Spear-phishing is devilishly effective because it comes from trusted sources not usually associated with malware, so it slips through the usual security. It also doesn't always contain word combinations commonly associated with spam and there is no malware in the actual message.
In April 2012 the Oak Ridge National Laboratory (an organisation known for its research into cyber security topics) was the target of a spearphishing attack that successfully compromised 57 users clicked on a malicious link, exposing their network to compromise from external sources. However, it cannot be confirmed if these spear-phishing targets fell victim to the LOL Cat attack.
What Your Organisation Can Do
If you're responsible for the information security at your company, spear-phishing is something that is no doubt on your radar and you'd appreciate some helpful tips to combat it. Here are a few recommendations to help stop spear-phishing attacks within your organisation.

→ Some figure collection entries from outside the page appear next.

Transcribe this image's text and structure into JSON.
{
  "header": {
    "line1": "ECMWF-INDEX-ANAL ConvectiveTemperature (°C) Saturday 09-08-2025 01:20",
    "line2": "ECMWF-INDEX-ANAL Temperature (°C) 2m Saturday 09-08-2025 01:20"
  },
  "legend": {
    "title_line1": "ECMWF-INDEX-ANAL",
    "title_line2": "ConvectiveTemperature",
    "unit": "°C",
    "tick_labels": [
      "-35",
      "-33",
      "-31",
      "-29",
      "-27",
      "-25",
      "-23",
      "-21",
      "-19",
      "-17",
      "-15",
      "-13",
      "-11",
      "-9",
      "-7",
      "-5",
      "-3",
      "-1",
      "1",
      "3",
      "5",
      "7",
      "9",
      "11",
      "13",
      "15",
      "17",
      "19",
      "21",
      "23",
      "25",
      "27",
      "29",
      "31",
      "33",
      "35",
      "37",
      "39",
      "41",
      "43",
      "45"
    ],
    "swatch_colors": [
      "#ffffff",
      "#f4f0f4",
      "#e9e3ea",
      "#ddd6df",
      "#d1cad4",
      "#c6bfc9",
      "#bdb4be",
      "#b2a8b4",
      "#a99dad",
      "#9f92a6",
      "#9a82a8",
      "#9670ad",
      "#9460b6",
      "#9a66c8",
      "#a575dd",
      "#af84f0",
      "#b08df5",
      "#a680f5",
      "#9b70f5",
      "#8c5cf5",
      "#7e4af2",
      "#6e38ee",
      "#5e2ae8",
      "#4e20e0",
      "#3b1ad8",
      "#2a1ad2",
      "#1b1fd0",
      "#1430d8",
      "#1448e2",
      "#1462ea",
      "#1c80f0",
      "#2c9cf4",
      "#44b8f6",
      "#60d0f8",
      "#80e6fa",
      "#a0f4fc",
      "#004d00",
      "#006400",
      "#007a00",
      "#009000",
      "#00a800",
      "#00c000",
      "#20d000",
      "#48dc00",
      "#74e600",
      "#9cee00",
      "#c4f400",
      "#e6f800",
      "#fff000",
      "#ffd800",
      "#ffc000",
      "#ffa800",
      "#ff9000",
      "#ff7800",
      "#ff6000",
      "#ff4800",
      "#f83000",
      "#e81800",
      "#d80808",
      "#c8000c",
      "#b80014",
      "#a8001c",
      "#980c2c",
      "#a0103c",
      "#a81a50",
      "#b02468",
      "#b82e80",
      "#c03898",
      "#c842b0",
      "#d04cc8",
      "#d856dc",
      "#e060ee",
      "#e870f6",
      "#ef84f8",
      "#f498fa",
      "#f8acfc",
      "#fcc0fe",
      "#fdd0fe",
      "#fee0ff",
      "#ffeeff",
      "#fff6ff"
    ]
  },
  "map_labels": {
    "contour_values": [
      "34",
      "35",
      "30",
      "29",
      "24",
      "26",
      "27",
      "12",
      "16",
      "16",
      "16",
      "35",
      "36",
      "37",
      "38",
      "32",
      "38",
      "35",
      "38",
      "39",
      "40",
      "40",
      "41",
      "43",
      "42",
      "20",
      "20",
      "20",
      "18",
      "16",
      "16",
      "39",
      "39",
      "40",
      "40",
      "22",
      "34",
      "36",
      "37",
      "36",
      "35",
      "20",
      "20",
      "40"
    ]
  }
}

Get real-time web analytics to determine the current threat level of websites, including social networking sites.
Almost all phishing attacks (92 percent) now contain a web component to elude traditional email gateway and antivirus defences. URLs that are embedded in these emails often link to websites that are hosting hidden malware.
Isolate and sandbox suspicious emails that contain URLs for real-time analysis at point-of-click.
An email at midnight may contain a link to a web page that was harmless on the initial security scan at the gateway. However, the same web page may include injected malicious code when the recipient clicks on the link the following morning.
Every week, an average of more than 700 pieces of malware is delivered using this attack model - undetected by the leading antivirus engines.
Analyze all outbound data to automatically block, quarantine, or encrypt sensitive data, and monitor for patterns that may indicate a leak of important information.
Organisations need an extra line of defense in their email infrastructure, and in the data-accessing devices, such as tablets and smartphones, to oversee the flow of information and prevent data loss.
User Education: Immerse employees with examples of real-world phishing attacks.
Installing the latest security solutions means nothing if users don't practice cyber safety. Most employees don't see an issue with checking a personal email account on a company computer or laptop so user awareness is key to protecting your information from theft.
Email security is an ever-evolving beast for organisations and the only certainty is that once spear-phishing becomes less effective; there will be some new form of attack that steps up to take its place. But the good news is that as long as there are hackers out there looking to steal information, there will also be people out there working to protect it. Keep your wits about you and your IT will be safe.